Google Gemini’s AI Image Generator Accused of Being ‘Anti-White’

Google Gemini bias
Screenshots from Gemini shared by a former Google employee.

Google has said it will endeavor to fix the AI Image Generator on Gemini (formerly Bard) after it was criticized for “erasing white people.”

“We are aware that Gemini is offering inaccuracies in some historical image generation depictions, and we are working to fix this immediately,” Jack Krawczyk, senior director for Gemini Expereinces, wrote on X (formerly Twitter) yesterday.

The problem was flagged on X after people began posting viral tweets such as, “It’s embarrassingly hard to get Google Gemini to acknowledge that white people exist.” They shared screenshots from Gemini with AI image results from a prompt requesting an image of an Australian woman which returned all non-white faces — despite Australia being roughly 90 percent white.

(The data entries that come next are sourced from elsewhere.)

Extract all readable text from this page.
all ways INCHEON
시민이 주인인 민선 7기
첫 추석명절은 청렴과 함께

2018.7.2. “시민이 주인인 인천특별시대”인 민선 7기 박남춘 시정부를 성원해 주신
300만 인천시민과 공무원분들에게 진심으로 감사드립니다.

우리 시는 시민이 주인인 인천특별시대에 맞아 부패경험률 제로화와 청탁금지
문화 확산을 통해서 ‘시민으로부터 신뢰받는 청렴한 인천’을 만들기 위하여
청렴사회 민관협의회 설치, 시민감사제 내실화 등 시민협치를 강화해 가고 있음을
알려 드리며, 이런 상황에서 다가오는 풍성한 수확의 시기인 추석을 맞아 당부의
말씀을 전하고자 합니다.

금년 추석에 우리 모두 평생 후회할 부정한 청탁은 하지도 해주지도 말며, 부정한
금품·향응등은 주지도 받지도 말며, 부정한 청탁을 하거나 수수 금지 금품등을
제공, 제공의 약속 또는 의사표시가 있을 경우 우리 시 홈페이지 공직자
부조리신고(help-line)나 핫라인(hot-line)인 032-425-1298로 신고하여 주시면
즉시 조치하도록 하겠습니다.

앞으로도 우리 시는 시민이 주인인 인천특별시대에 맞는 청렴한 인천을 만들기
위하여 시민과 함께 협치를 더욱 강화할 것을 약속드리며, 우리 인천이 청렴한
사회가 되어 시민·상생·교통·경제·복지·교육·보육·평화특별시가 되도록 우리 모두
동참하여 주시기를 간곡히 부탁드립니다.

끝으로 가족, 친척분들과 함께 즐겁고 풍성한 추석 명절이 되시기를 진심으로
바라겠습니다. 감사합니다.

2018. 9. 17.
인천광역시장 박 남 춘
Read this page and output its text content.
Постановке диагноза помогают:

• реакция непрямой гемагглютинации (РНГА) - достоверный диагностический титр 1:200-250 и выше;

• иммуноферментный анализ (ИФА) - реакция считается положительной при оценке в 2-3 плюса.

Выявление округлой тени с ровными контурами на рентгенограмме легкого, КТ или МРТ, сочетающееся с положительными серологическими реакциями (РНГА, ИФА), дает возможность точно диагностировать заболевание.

The same was true for the United States, the United Kingdom, and Germany.

Another user shared a request of them asking for an image of a pope which again didn’t return any white faces. There have been North African popes in the past but they are a tiny minority in the papacy’s 2,000-year history.

Historical imagery generated from Gemini was roundly criticized after requests for a picture of a “1943 German soldier”, aka a Nazi, also returned images of diverse faces.

“As part of our AI principles, we design our image generation capabilities to reflect our global user base, and we take representation and bias seriously,” writes Krawczyk. “Historical contexts have more nuance to them and we will further tune to accommodate that.”

PetaPixel tried numerous requests yesterday (seen below) and white folk were few and far between. Trying again this morning (February 22) and Google appears to have blocked all requests for images of people.

AI and Bias

Artificial intelligence has long been accused of bias, but usually for ignoring non-white folk. Google may have overcorrected on this issue.

The AI image generator on Gemini is powered by Google’s Imagen 2 which has not had as much exposure as more established models such as DALL-E and Midjourney.